Photograph by Egon Endrényi
WARRIOR WARS: Sean Maguire and India de Beaufort send up the medieval fantasy genre in a new TV show.
Dungeons & Drag
'Kröd Mändoon' on Comedy Central picks up where Monty Python left off
By Richard von Busack
SLIGHTLY LESS OLD than the legends of ancient valor are the comedic archetypes satirizing them: the bubacious warrior princess, the hulking oaf, the fraudulent wizard, the flamboyantly gay sidekick and—leading them all—the brave but half-bright rebel whose very name bears the umlauts of destiny themselves: in this case, Kröd Mändoon. On April 9, Comedy Central airs director Alex Hardcastle's hour-long pilot episode for Kröd Mändoon and the Flaming Sword of Fire. In brief, it has the goods. One thinks back happily on the book Bored of the Rings and Get Smart, back when that TV show was on its game. This high-production-value Middle-earth farrago, filmed in Hungarian fields and forests, includes sword fights and serious stuntwork. Sean Maguire has probably been cast to make the audience think of Ben Stiller's would-be macho ditherers; his Kröd is a lowborn, good-hearted nebbish with fine triceps, always outwitting the Empire by accident. (It should be mentioned that Maguire's principal credit is Meet the Spartans, but that movie is clearly not his fault.)
The pilot sets up Kröd's destiny, as he and his rebels free the captive Gen. Arcadius (Roger Allam) from the empire's dungeons. This also means freeing Bruce (Marques Ray), who had been the only consolation to the general during his ordeal as a prisoner ("Two weeks ... and it's a coed dungeon," Kröd fusses). Already alerted, the insidious bald Chancellor Dongalor (a hilarious Matt Lucas of Little Britain) prepares a trap and conducts interviews (and second interviews) for assassins for hire. Dongalor and his henchman Barnabas (Alex McQueen) roll their r's fragrantly as they scheme against the upstart rebels.

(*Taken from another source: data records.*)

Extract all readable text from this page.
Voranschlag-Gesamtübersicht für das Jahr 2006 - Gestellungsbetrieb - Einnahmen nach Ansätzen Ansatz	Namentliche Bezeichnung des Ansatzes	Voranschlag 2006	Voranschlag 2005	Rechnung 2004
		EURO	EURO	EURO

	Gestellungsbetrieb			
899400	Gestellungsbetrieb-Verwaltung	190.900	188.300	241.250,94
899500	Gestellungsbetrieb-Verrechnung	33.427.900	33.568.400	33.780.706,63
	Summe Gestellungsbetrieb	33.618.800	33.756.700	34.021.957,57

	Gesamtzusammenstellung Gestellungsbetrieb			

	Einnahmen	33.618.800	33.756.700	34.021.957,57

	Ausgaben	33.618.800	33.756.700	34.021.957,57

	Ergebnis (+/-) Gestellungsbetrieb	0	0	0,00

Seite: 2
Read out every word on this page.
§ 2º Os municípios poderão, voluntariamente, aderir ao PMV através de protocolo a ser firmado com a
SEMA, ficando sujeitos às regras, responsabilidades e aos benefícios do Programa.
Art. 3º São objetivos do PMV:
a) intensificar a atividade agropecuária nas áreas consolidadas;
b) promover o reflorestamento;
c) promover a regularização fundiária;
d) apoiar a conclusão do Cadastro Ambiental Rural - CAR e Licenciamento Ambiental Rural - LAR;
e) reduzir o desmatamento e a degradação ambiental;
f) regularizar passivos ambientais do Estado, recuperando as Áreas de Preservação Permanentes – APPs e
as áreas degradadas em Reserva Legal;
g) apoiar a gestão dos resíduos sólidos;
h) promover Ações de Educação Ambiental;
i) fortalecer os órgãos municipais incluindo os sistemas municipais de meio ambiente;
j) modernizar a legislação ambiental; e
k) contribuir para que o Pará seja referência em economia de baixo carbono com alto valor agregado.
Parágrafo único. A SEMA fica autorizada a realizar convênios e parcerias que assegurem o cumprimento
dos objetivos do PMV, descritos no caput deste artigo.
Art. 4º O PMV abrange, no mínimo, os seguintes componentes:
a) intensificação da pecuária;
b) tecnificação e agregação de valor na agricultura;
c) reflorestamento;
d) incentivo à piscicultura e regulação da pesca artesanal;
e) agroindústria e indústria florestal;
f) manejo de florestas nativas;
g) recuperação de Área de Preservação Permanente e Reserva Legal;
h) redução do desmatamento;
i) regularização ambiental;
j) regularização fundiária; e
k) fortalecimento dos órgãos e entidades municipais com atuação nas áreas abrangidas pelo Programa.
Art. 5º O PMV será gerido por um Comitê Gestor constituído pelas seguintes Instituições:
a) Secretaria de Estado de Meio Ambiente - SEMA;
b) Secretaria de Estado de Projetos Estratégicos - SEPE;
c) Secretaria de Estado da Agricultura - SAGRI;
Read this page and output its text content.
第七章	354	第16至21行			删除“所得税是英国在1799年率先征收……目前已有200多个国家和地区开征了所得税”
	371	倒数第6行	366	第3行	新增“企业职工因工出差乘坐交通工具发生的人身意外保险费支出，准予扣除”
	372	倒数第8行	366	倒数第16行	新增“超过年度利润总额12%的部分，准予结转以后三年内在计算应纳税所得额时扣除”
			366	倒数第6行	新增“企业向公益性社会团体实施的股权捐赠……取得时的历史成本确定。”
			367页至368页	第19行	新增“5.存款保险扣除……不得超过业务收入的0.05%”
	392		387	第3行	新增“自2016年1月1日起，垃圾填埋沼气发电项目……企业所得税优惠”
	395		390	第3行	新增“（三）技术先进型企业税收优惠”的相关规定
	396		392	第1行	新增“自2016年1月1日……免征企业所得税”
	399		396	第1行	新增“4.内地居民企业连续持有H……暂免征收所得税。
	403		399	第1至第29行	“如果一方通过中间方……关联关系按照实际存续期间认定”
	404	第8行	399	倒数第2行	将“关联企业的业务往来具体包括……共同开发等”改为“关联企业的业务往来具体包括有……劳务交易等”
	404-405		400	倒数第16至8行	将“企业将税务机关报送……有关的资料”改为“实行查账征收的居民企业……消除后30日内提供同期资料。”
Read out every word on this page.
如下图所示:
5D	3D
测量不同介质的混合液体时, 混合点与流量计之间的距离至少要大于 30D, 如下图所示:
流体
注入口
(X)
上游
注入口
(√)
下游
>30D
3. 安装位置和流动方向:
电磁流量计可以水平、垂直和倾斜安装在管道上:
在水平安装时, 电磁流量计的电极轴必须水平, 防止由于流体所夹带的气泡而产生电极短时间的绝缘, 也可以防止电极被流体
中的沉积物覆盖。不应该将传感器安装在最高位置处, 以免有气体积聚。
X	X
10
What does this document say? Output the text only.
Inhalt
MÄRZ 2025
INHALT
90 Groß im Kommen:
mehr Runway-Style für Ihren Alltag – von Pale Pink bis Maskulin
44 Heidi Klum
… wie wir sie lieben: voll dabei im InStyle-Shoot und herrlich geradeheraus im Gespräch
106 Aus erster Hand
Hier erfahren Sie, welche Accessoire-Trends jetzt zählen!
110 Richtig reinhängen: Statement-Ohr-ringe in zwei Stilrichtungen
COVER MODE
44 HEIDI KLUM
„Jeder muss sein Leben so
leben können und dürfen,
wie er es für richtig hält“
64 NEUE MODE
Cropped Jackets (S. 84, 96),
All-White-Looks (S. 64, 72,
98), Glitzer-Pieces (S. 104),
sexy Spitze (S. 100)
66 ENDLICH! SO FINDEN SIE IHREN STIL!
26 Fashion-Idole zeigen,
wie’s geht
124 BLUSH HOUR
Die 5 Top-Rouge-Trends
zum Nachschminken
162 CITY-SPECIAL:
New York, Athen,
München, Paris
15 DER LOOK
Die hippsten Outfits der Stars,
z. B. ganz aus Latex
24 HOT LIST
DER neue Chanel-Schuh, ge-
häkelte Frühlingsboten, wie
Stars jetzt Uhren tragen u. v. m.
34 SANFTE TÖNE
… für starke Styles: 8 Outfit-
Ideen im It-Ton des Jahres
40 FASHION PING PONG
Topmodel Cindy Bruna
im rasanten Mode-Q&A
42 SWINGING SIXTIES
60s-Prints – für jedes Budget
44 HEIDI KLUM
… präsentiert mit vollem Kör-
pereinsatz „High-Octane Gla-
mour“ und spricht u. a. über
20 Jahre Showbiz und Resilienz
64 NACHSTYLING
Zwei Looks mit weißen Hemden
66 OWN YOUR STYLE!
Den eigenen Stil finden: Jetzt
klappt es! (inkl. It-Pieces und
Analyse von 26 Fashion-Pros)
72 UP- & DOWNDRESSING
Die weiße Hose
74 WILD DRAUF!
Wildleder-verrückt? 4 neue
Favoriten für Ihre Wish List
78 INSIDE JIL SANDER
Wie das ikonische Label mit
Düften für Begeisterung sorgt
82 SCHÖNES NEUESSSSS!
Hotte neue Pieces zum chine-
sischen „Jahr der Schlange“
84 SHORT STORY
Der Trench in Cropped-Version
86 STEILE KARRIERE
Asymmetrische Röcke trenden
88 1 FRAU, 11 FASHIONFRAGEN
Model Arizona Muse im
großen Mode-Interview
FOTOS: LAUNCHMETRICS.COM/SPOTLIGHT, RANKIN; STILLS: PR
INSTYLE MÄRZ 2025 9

Meanwhile, they admire their doomsday weapon: the Eye of Gulga Grymna, still closed and drowsing as monks try to get it online.
"Noel Coward–like" is not the phrase for Kröd Mändoon: it's pitched for people who can remember Mad and Python routines word for word. However, it seasons the story with anachronism jokes and winks to the audience instead of laying out a platter of them. A newcomer, Remie Purtill-Clarke, makes a large impression as Dongalor's ever-shocked concubine. As the pagan warrioress Aneka, India de Beaufort might be smoldering enough to keep the primary audience of wised-up 12-to-24-year-old males watching just for her alone. In action scenes, she shows a brisk chirpiness, and she suffers fools happily, because there are plenty of them around. De Beaufort is the most appealing crossbow wielder since Sarah Michelle Geller. The gaylord jokes about Bruce are wooly and thick, but the general's pet nickname for him, "insatiable meercat," sums up the show's lack of malice. In addition to satirizing reams and reams of barbarian fiction, Kröd Mändoon zeroes in on Anxiety no. 1 for adolescents: the fear of being sexually unsophisticated. Mandoon's own wide dumb spot is being a backward dismayed adolescent in the wide-open Meconian Empire. His love for the straying Aneka (who says, "Sex is just one weapon in my arsenal!") should keep this series lively. Kröd Mändoon's jealousy recalls the first parody of swords and sorcery, Ariosto's 1516 Orlando Furioso, with its pagan princess Angelica, and its all-over-the-map action. It's a formula that works happily today.